呆れた様子で近馬が答えると、宵太は苦笑いを浮かべた。


「近馬くん、どうする?私たちは依奈のことを頼まれたわけなのだけれど、近馬くんの用事も終わったみたいだし、依奈と一緒に帰る?」


「ああ、そうだな。ありがとうだな。綾杉、帰るぞ?」


「はい、わかりました。芙和、またね。御柳くんもです。」


二人に挨拶すると依奈は、左手に近馬の手を握り、右手では式の手を握った。


『宵太さんと芙和さん、お先に失礼しますね。』


「じゃあな宵太ん、木薙!」


立ち去る二人と一霊を見送る宵太が一言呟いた。


「まるで、連れ去られる宇宙人みたいだな。」


「はあ………宵太、ここは仲の良い親子みたいだなとかじゃないの?」


「つまり、それは依奈が小さい子供みたいだ、ってことか?」


「あ………私としたことが依奈の気にしていることを言ってしまうなんて………」


「どちらかといえば僕の台詞だよな。」


「もう生きていけない………」


「気にしすぎだ!」


「だって大切な友達を傷付けるようなことを言うなんて、人間として終わりだもん。」


「それなら僕は何回も人間として終わっている発言をしていることになるのだけれど。」


「宵太は大丈夫、人間じゃないから。妖怪みたいなものだね。」


「ひどいな!ちなみに、どんな妖怪だ?」


「うーん………インキュバスかな?宵太ってえっちだしね。」


「じゃあ、今ここで襲われても文句は言えないよな?」


「え?きゃあ!襲われるー!誰か助けてー!」


「そこまでリアルな反応されると、さすがに出来ないな。

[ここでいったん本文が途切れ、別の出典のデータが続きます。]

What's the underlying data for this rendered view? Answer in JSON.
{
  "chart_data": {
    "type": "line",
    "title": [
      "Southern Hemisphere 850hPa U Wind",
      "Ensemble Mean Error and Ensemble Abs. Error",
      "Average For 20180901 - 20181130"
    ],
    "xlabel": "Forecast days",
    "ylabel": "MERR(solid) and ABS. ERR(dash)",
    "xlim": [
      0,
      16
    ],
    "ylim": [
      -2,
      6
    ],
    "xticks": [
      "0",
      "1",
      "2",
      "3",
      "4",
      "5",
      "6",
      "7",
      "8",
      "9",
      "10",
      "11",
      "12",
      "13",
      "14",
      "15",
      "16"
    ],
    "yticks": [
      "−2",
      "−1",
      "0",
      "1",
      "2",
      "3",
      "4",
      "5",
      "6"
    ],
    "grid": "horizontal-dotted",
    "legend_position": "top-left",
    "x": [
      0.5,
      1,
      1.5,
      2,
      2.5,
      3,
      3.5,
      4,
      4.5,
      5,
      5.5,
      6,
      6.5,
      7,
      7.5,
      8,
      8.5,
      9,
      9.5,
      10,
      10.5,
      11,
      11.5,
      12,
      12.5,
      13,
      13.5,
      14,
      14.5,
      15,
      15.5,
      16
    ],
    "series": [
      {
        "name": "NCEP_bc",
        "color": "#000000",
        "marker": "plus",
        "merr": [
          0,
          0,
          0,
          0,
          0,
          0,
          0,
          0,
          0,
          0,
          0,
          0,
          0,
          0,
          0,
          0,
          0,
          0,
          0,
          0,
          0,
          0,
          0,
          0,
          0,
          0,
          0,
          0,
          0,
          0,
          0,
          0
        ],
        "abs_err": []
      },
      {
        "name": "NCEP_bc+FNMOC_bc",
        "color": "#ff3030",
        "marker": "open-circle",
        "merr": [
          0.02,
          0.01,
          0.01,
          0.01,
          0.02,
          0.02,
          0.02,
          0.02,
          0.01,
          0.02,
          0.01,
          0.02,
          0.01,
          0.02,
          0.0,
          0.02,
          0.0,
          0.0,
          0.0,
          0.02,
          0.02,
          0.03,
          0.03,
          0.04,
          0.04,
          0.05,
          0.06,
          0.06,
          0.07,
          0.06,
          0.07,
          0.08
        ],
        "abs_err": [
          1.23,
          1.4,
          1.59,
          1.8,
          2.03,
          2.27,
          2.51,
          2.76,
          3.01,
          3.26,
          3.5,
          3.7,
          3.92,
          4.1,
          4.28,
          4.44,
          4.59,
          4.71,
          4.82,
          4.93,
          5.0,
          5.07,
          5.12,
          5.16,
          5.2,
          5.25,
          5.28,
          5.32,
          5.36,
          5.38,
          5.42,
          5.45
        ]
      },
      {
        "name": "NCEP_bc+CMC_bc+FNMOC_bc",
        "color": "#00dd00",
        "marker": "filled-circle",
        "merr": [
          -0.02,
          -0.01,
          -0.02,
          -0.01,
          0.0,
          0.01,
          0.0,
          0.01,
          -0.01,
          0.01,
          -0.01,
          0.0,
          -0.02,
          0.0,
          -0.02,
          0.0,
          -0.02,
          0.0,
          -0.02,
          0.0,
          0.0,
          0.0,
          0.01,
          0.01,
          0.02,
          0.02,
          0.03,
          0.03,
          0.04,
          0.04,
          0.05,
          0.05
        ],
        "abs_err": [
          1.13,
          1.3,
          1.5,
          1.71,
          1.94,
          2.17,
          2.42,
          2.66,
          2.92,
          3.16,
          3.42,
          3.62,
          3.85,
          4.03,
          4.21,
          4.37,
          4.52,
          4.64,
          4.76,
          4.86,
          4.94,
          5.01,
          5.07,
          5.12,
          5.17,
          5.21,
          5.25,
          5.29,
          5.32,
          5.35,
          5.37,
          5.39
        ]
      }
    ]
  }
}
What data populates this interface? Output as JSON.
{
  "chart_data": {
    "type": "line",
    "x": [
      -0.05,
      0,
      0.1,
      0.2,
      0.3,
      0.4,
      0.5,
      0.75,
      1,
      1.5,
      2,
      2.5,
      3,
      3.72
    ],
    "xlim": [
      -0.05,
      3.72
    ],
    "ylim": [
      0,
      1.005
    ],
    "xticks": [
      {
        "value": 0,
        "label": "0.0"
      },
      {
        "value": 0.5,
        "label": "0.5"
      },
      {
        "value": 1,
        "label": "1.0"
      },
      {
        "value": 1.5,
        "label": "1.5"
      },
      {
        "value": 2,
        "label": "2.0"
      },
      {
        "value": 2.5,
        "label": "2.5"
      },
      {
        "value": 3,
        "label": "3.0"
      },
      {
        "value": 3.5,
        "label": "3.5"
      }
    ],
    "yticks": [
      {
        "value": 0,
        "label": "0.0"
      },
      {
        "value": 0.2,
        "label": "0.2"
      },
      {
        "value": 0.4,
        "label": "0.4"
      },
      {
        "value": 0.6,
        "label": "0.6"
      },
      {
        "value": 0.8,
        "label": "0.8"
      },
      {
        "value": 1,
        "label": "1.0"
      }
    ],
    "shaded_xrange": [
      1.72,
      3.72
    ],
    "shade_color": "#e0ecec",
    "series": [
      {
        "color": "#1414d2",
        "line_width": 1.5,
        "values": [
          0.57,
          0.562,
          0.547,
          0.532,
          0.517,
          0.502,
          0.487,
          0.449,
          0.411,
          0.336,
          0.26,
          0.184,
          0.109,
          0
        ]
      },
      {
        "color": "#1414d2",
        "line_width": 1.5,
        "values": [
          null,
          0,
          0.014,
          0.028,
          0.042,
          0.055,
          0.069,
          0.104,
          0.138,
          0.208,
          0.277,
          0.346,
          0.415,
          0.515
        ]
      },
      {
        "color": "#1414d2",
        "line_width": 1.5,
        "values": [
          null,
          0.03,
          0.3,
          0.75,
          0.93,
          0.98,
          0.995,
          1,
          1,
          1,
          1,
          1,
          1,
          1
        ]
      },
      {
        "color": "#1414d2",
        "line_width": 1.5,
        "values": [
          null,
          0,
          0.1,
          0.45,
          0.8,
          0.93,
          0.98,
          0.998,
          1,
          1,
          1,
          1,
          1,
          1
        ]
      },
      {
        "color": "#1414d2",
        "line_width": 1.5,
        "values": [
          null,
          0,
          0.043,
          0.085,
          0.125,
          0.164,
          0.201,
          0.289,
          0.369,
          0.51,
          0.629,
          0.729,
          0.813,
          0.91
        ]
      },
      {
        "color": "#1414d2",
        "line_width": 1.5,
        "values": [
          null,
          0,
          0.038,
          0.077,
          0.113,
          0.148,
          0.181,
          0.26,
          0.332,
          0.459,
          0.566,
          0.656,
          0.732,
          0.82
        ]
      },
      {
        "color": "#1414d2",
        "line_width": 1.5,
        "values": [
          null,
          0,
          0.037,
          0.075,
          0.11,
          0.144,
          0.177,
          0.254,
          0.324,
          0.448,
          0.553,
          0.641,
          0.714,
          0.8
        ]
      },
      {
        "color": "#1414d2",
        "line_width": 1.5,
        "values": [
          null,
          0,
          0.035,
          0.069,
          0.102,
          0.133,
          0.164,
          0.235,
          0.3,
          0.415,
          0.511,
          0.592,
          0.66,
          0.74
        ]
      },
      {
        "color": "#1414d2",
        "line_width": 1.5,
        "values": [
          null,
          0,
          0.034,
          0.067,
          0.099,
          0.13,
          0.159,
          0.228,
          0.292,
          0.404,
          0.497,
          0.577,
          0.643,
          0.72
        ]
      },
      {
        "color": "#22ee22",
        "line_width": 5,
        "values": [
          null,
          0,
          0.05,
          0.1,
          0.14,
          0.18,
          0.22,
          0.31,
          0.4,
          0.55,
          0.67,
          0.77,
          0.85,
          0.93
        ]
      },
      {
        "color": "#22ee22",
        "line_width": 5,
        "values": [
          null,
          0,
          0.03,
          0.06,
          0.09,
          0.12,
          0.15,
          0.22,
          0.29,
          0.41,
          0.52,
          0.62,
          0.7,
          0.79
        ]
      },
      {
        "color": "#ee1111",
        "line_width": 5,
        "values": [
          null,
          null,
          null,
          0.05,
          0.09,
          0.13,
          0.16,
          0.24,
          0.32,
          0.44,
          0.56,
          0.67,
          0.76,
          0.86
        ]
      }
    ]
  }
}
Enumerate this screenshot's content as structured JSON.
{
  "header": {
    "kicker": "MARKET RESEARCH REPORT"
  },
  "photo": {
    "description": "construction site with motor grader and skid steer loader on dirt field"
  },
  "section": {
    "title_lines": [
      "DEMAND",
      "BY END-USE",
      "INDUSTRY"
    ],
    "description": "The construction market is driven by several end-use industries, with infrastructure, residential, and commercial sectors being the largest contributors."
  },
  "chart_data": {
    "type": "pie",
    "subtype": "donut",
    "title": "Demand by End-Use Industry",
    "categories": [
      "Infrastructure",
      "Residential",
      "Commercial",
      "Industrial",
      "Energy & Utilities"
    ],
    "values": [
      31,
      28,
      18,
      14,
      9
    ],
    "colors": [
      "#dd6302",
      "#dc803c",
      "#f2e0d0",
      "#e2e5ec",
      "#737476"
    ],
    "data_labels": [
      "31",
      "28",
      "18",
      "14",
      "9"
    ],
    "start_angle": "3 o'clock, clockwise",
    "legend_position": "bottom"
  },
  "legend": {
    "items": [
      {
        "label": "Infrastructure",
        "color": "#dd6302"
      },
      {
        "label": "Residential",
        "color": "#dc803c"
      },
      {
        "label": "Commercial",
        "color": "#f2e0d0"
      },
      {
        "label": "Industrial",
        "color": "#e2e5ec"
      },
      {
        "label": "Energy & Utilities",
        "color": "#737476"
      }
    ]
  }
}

」


宵太が何気なく身体を横にずらした直後、宵太がいた場所に跳び蹴りを放った七士が現れた。


「こら、てめぇ!人の家の前で何をやっているんだ?」


「な、何もやっていないですよ!」


「芙和の悲鳴が聞こえたんだ。言い訳はできねぇよな?」


「いや、誤解ですよ!少しふざけていただけですよ!」


「しかし、俺様の家の前でやっていたのに違いは無ぇ。成仏させてやるから覚悟しな。」


「七士先生、本当に何もやっていないんです。先生の家の前で失礼なことをしてしまって申し訳ありません。許していただけませんか?」


「芙和が宵太をかばうなんて珍しいじゃねぇか。いつもなら俺様と一緒に宵太を楽しくいじめるのにな。その珍しさに免じて今日は許してやるよ。だから早く帰りな。」


「ありがとうございます。ほら、帰るよ。」


七士の機嫌を損ねないように、芙和は宵太を引っ張り早々に立ち去っていった。